[Python-Dev] PEP 393 Summer of Code Project

Wed Aug 24 18:00:42 CEST 2011

Nick Coghlan, 24.08.2011 15:06:
> On Wed, Aug 24, 2011 at 10:46 AM, Terry Reedy wrote:
>> In utf16.py, attached to http://bugs.python.org/issue12729
>> I propose for consideration a prototype of different solution to the 'mostly
>> BMP chars, few non-BMP chars' case. Rather than expand every character from
>> 2 bytes to 4, attach an array cpdex of character (ie code point, not code
>> unit) indexes. Then for indexing and slicing, the correction is simple,
>> simpler than I first expected:
>>   code-unit-index = char-index + bisect.bisect_left(cpdex, char_index)
>> where code-unit-index is the adjusted index into the full underlying
>> double-byte array.
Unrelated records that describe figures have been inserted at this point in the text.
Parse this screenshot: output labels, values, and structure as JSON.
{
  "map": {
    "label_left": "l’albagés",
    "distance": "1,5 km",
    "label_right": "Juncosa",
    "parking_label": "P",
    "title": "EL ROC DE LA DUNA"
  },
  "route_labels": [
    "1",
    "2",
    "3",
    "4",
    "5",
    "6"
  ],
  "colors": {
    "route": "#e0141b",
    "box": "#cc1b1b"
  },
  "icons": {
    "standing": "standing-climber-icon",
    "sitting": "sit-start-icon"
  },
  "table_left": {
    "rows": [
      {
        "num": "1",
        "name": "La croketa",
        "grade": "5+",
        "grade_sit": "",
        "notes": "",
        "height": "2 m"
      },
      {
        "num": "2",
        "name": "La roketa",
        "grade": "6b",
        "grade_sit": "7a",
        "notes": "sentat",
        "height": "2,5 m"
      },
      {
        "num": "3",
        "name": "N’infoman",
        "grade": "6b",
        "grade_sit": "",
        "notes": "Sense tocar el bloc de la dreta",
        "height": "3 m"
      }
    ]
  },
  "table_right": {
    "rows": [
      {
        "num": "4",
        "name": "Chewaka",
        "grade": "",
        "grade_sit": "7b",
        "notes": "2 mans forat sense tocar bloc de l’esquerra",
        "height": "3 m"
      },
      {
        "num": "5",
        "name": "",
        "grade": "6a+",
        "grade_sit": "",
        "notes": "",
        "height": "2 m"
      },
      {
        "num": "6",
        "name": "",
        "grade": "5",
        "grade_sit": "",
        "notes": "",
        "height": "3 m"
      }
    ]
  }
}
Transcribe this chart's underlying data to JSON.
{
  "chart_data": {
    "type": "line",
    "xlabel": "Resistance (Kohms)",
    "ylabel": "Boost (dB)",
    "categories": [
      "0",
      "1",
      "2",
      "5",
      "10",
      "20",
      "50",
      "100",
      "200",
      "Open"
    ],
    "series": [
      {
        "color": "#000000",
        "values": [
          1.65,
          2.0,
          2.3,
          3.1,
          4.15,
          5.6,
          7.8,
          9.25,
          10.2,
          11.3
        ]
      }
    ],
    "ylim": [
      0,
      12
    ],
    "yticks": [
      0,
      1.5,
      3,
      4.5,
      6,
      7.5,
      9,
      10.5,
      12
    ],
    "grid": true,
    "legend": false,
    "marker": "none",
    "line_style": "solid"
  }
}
This adds a time penalty of log2(len(cpdex)), but avoids
>> most of the space penalty and the consequent time penalty of moving more
>> bytes around and increasing cache misses.
>
> Interesting idea, but putting on my C programmer hat, I say -1.
>
> Non-uniform cell size = not a C array = standard C array manipulation
> idioms don't work = pain (no matter how simple the index correction
> happens to be).
>
> The nice thing about PEP 383 is that it gives us the smallest storage
> array that is both an ordinary C array and has sufficiently large
> individual elements to handle every character in the string.

+1

Stefan